Prompt vom 21.06., nachgeschrieben am 27.09. von 15:30 bis 16:30
»Bereit?«
Ein letztes Mal zog ich an meiner Zigarette und drückte sie aus. Ich war nicht bereit, hier und jetzt Abschied zu nehmen, doch mir war klar, dass Aufschieben keine Option darstellte. Auf mein Nicken hin holte mein Bruder eine Kaffeedose aus seinem Rucksack.
Würde Ma uns beide dafür verurteilen, dass wir ihre Asche in ihrer Lieblingsdose aufbewahrten? Wir hatten es für eine gute Idee gehalten, von der ich inzwischen nicht mehr so überzeugt war. Es kam mir wie eine Zweckentfremdung vor.
»Wir hätten die Urne nehmen sollen, findest du nicht?«
»Wir verstreuen ihre Asche eh gleich im Meer, wozu braucht sie für den Weg hierher eine teure Urne, hm?«, entgegnete Josh mit erhobenen Augenbrauen, bevor er sich auf den Weg zum Strand machte. Ich trottete ihm ohne Schuhe und Socken hinterher. Barfuß durch den Sand zu laufen ergab für mich mehr Sinn als mit meinen Turnern.
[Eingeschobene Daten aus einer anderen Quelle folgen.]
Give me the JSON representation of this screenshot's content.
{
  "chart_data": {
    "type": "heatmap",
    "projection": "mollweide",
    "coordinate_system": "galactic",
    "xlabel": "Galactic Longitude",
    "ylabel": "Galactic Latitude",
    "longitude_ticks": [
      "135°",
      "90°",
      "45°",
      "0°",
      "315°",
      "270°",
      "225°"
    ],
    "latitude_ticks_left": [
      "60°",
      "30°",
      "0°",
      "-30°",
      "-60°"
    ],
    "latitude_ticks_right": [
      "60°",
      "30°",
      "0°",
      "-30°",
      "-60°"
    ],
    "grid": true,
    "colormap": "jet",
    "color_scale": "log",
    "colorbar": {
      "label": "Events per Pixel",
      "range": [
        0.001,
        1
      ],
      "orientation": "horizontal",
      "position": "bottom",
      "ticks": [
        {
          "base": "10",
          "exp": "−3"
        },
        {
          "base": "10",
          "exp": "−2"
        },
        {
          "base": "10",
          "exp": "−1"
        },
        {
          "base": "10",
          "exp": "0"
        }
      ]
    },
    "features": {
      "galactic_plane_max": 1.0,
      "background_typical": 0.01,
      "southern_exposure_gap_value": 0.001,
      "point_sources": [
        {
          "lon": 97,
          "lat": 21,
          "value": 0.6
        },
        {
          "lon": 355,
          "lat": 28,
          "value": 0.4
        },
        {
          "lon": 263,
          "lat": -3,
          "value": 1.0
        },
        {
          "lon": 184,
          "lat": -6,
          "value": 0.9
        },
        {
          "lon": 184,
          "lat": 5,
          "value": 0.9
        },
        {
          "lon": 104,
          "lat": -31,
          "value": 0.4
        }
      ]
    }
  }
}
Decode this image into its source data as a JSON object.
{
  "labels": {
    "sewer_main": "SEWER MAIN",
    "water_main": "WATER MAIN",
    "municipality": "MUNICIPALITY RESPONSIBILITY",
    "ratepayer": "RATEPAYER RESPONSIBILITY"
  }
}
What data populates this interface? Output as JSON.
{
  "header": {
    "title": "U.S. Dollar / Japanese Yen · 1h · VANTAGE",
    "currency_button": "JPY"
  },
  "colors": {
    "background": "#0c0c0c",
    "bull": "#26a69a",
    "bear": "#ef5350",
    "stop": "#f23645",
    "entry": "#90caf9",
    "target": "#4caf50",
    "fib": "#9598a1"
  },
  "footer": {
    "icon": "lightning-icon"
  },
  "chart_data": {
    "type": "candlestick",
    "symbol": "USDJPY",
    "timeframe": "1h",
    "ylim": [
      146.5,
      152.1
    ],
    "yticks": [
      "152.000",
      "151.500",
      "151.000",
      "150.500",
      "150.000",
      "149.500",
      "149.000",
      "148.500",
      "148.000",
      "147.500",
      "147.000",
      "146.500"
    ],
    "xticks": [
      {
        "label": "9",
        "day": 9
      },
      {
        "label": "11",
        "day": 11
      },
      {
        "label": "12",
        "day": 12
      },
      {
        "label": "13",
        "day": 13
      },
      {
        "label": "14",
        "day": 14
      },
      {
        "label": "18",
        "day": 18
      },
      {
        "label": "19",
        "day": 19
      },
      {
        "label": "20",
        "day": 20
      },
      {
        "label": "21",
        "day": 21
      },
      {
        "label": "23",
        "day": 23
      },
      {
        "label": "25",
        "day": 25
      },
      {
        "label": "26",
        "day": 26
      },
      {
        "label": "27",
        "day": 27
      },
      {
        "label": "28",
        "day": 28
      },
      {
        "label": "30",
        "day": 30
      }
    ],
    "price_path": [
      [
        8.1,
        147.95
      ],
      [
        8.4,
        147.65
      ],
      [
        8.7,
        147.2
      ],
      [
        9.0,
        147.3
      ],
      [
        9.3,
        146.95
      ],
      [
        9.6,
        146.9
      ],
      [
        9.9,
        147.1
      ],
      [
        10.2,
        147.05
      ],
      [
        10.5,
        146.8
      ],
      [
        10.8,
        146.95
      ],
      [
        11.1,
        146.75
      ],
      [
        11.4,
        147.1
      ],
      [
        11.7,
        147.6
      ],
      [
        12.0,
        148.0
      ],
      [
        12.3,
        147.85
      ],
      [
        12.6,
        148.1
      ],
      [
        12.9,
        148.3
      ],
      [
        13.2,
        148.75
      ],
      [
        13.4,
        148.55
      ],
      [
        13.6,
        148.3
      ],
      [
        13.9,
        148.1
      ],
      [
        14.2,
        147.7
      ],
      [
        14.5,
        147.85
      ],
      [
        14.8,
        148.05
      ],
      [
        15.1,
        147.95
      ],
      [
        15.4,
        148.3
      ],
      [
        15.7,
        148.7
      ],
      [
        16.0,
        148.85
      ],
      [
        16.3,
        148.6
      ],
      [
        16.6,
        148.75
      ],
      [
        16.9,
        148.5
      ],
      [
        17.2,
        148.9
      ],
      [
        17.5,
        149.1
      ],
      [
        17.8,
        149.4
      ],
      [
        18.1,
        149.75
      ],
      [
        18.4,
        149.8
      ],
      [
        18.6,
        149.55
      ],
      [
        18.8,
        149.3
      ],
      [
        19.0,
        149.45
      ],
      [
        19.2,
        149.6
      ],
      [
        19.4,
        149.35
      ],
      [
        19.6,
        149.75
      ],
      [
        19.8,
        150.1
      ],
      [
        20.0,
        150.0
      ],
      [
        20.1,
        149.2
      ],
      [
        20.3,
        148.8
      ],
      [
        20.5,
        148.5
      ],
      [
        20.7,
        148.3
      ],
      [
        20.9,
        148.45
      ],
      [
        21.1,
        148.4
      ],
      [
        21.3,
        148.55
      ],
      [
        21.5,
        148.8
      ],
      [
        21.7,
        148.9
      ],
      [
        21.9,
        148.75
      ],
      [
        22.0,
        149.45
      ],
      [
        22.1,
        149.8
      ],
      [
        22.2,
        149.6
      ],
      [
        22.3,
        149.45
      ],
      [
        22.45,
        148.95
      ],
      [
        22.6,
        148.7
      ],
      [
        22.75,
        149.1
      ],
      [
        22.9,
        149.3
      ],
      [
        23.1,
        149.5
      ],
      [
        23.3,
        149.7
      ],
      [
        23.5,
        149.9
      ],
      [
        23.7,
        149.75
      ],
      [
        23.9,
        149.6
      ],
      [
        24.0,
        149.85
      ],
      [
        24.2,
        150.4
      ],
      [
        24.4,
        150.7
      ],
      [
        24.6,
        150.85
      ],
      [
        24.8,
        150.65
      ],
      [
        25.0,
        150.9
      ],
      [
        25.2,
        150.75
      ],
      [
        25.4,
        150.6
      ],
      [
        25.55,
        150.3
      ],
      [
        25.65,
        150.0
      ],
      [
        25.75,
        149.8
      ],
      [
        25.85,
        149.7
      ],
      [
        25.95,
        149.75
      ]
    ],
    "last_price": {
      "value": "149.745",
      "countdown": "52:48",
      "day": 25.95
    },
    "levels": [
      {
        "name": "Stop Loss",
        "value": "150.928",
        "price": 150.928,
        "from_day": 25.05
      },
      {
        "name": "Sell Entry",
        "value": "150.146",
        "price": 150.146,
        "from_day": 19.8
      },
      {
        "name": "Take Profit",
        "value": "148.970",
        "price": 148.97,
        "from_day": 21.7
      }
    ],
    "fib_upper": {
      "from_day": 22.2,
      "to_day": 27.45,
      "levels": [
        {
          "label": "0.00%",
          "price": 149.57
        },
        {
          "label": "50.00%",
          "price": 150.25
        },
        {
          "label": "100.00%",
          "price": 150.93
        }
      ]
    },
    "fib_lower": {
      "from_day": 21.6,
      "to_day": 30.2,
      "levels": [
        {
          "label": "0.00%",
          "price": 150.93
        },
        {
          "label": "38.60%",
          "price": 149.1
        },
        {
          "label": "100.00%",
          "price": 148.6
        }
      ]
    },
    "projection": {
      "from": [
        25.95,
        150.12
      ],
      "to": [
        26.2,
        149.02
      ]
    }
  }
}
Mutter hatte das Meer geliebt. Jeden Sommer nistete sie sich mit uns in ein Strandhaus ein und verbrachte den halben Tag damit, am Strand in der Sonne zu liegen. Ich erinnerte mich gut an ihr seliges Lächeln, wenn sie dem Meeresrauschen lauschte. Zuhause sah sie nie so aus. Weil sie hier am Meer glücklicher als daheim gewesen war, beschlossen wir, dass wir ihr die Ewigkeit neben Papa im Familiengrab ersparten. Sie verdiente etwas Besseres.
»Wie machen wir’s? Kippen wir die Dose einfach aus oder Hand für Hand?« Bis eben hatte ich mir keine Gedanken darüber gemacht. Mir war nicht wohl dabei, dass ihre Asche an meinen Fingern klebte. Mir wurde schon schlecht, wenn ich’s mir vorstellte.
»Wir gehen zum Pier, öffnen die Dose und halten sie kopfüber übers Wasser. Natürlich nur, wenn der Wind günstig steht«, erklärte Josh ganz abgeklärt, wie ich es von ihm gewohnt war. Er hatte immer alles im Griff. Mas Tod verkraftete er besser als ich. Zumindest wirkte es auf mich so.
Er ließ mich nicht an seiner Trauer teilhaben, was vielleicht ein Ding von großen Brüdern darstellte. Die mussten den Starken mimen.
Ich war froh, als wir den Pier erreichten und sich kaum eine Menschenseele darauf aufhielt. Je näher wir dem Ende kamen, desto mulmiger wurde mir zumute. Eine Zigarette käme mir gelegen, um meine Nerven zu beruhigen. Meine zittrigen Finger versteckte ich in meinen Hosentaschen, als ich mich neben Josh stellte.
»Letzte Worte?«
»Alles Gute, Mama«, kam es von meinen spröden Lippen. Mein Bruder überließ sie ohne ein weiteres Wort dem Meer. Sie war jetzt dort, wo sie hingehörte.